The naming scheme could resemble the following:

  • a function that returns an object that the caller will own must include Create after it mentions the object, usually its type: mlirContextCreate, mlirBlockCreate; the keyword is used as suffix to preserve the convention of the functions related to mlir<Obj> starting with mlir<Obj>;
  • a function that takes ownership of its argument must include Owned before it mentions the object it intends to take ownership of: mlirRegionAppendOwnedBlock(mlirRegion, mlirBlock) does not take ownership of the Region argument but does take ownership of the Block argument;
  • any other function does not take or transfer ownership.

This does not allow the compiler to catch some ownership transfer issues, e.g. attempting to transfer the ownership twice would not have been caught by the initial proposal either but attempting to transfer ownership of a non-owned pointer would have, but makes the API slightly simpler. This is also slightly more in line with what many existing C APIs provide.

Any further thoughts or suggestions on this subject?


In the same call, we seemed to reach consensus that the API headers should be located in mlir/include/mlir-c wrt to the LLVM monorepo. We did not have the time to discuss the library/implementation layout though. The following alternatives were mentioned previously:

  • mlir/lib/CAPI
  • mlir/lib/Bindings/C
  • distributed across relevant files under mlir/lib/IR/*

I am less favorable to the last option as it makes C APIs less hermetic.

Any opinions?

I’m interested to see maybe some code samples of the two scheme for the API (with/without separate types for making the ownership explicit).
While we can’t make C “safe”, I’d look into what is the easiest to read/write in practice: it isn’t clear to me that the extra types are hurting / not helping so far.

⚙ D83310 [mlir] Initial version of C APIs now contains the API without separate owning types;
⚙ D84019 [WIP] C APIs (with ownership) - with separate owning types;
⚙ D84020 [WIP] differences between C APIs without and with ownership contains the latter rebased on the former to show the difference.

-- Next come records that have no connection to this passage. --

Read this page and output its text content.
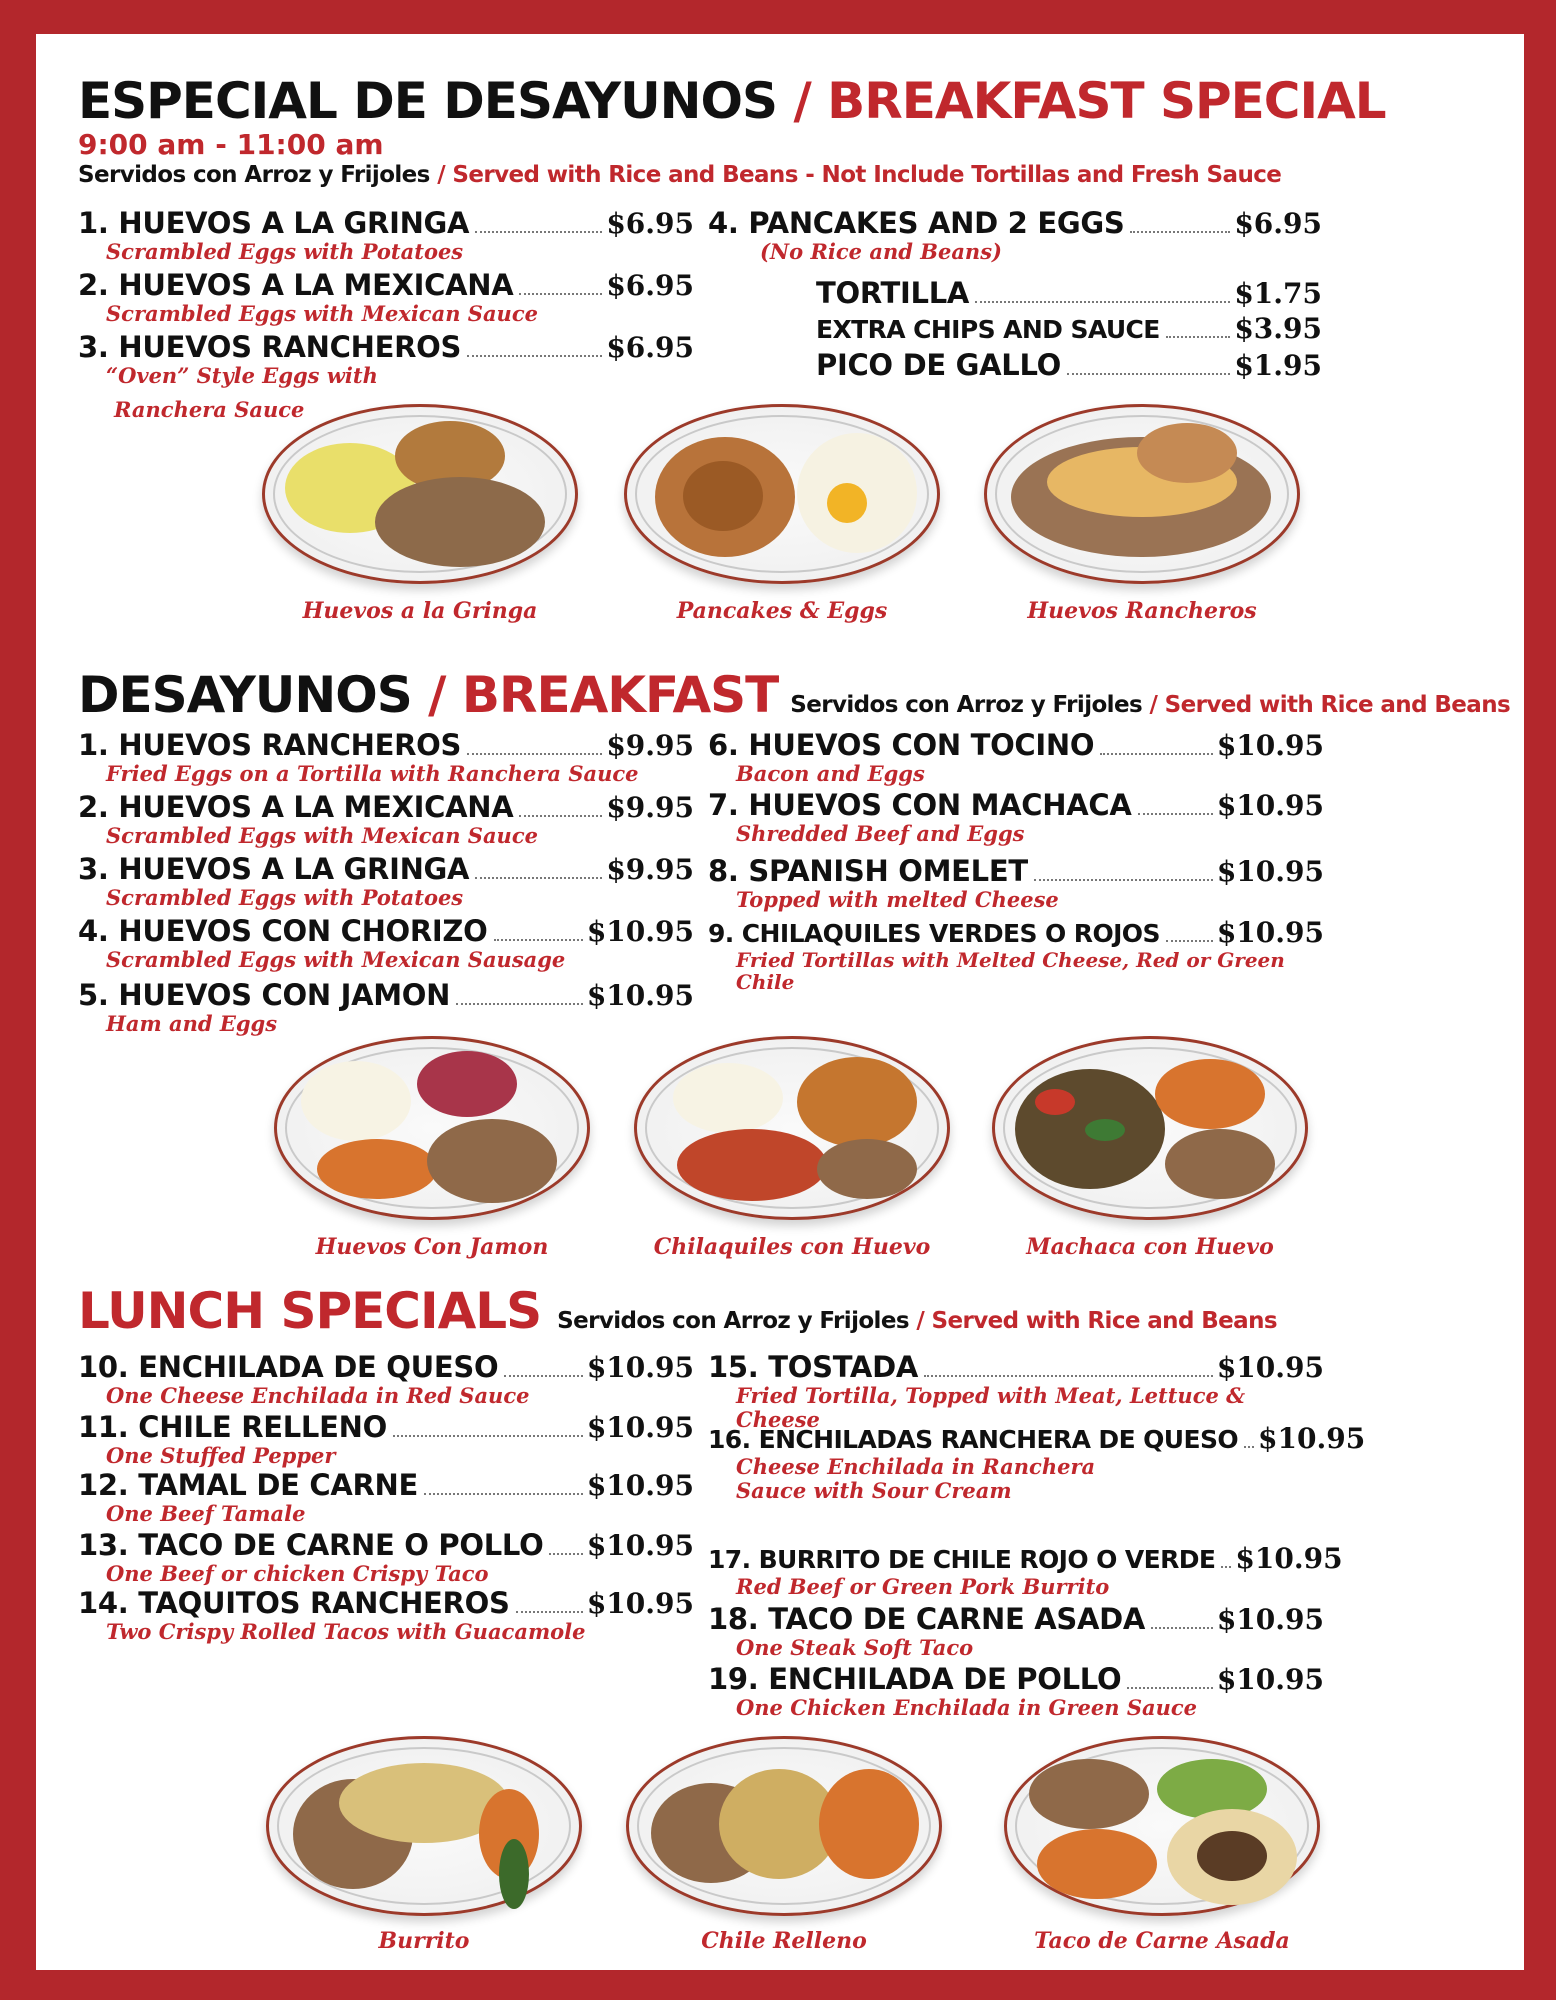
ESPECIAL DE DESAYUNOS / BREAKFAST SPECIAL
9:00 am - 11:00 am
Servidos con Arroz y Frijoles / Served with Rice and Beans - Not Include Tortillas and Fresh Sauce
1. HUEVOS A LA GRINGA	$6.95
Scrambled Eggs with Potatoes
2. HUEVOS A LA MEXICANA	$6.95
Scrambled Eggs with Mexican Sauce
3. HUEVOS RANCHEROS	$6.95
“Oven” Style Eggs with
Ranchera Sauce
4. PANCAKES AND 2 EGGS	$6.95
(No Rice and Beans)
TORTILLA	$1.75
EXTRA CHIPS AND SAUCE	$3.95
PICO DE GALLO	$1.95
Huevos a la Gringa	Pancakes & Eggs	Huevos Rancheros
DESAYUNOS / BREAKFAST Servidos con Arroz y Frijoles / Served with Rice and Beans
1. HUEVOS RANCHEROS	$9.95
Fried Eggs on a Tortilla with Ranchera Sauce
2. HUEVOS A LA MEXICANA	$9.95
Scrambled Eggs with Mexican Sauce
3. HUEVOS A LA GRINGA	$9.95
Scrambled Eggs with Potatoes
4. HUEVOS CON CHORIZO	$10.95
Scrambled Eggs with Mexican Sausage
5. HUEVOS CON JAMON	$10.95
Ham and Eggs
6. HUEVOS CON TOCINO	$10.95
Bacon and Eggs
7. HUEVOS CON MACHACA	$10.95
Shredded Beef and Eggs
8. SPANISH OMELET	$10.95
Topped with melted Cheese
9. CHILAQUILES VERDES O ROJOS $10.95
Fried Tortillas with Melted Cheese, Red or Green Chile
Huevos Con Jamon	Chilaquiles con Huevo	Machaca con Huevo
LUNCH SPECIALS Servidos con Arroz y Frijoles / Served with Rice and Beans
10. ENCHILADA DE QUESO	$10.95
One Cheese Enchilada in Red Sauce
11. CHILE RELLENO	$10.95
One Stuffed Pepper
12. TAMAL DE CARNE	$10.95
One Beef Tamale
13. TACO DE CARNE O POLLO $10.95
One Beef or chicken Crispy Taco
14. TAQUITOS RANCHEROS	$10.95
Two Crispy Rolled Tacos with Guacamole
15. TOSTADA	$10.95
Fried Tortilla, Topped with Meat, Lettuce & Cheese
16. ENCHILADAS RANCHERA DE QUESO $10.95
Cheese Enchilada in Ranchera Sauce with Sour Cream
17. BURRITO DE CHILE ROJO O VERDE $10.95
Red Beef or Green Pork Burrito
18. TACO DE CARNE ASADA	$10.95
One Steak Soft Taco
19. ENCHILADA DE POLLO	$10.95
One Chicken Enchilada in Green Sauce
Burrito	Chile Relleno	Taco de Carne Asada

These diffs intentionally don’t touch anything other than ownership.

I prefer this one. I personally don’t think of such a C API as a binding.

I prefer the option without ownership encoded in the types. I see what you’re trying to accomplish, but I just don’t think that, aside from careful naming and a consistent pattern, any C-language features go far enough to actually be less of a foot-gun in the common case.

Virtually every time I’ve used a C API like this from a higher level language, I’ve constructed some kind of smart pointer-esque mechanism in that language to be explicit about create/retain/release/destroy semantics, which is where additional safety comes in. From that perspective, I prefer fewer types and less encoded in them since it makes such machinery easier to maintain.

I don’t think any of these mechanisms will significantly help haphazard, ad-hoc use of the API, and they will hinder more structured use. It’s C: it’s not going to be safe.

I like the code structure overall, though, and I would love for us to decide and get to work.

Interestingly I was expecting the opposite: it’d be less error-prone and easier to build/maintain such wrappers with Types to help distinguish.

It depends. If building a JNI binding, for example, it is such a pain to mirror the type hierarchy that you typically erase everything as much as possible and do the best you can with semantics that match the target. And in all of the cases, I have to read the comments and follow the naming convention carefully to map the semantics properly. The extra types are probably just something I would code around versus using as intended.

I just wouldn’t prioritize adding the complexity to the C API itself because it can’t really go far enough and now you have semantics spread across two places to cover it all.

Don’t get me wrong: I’d use either one and both are nice. I’d pick the simpler and minimize the type overhead, personally.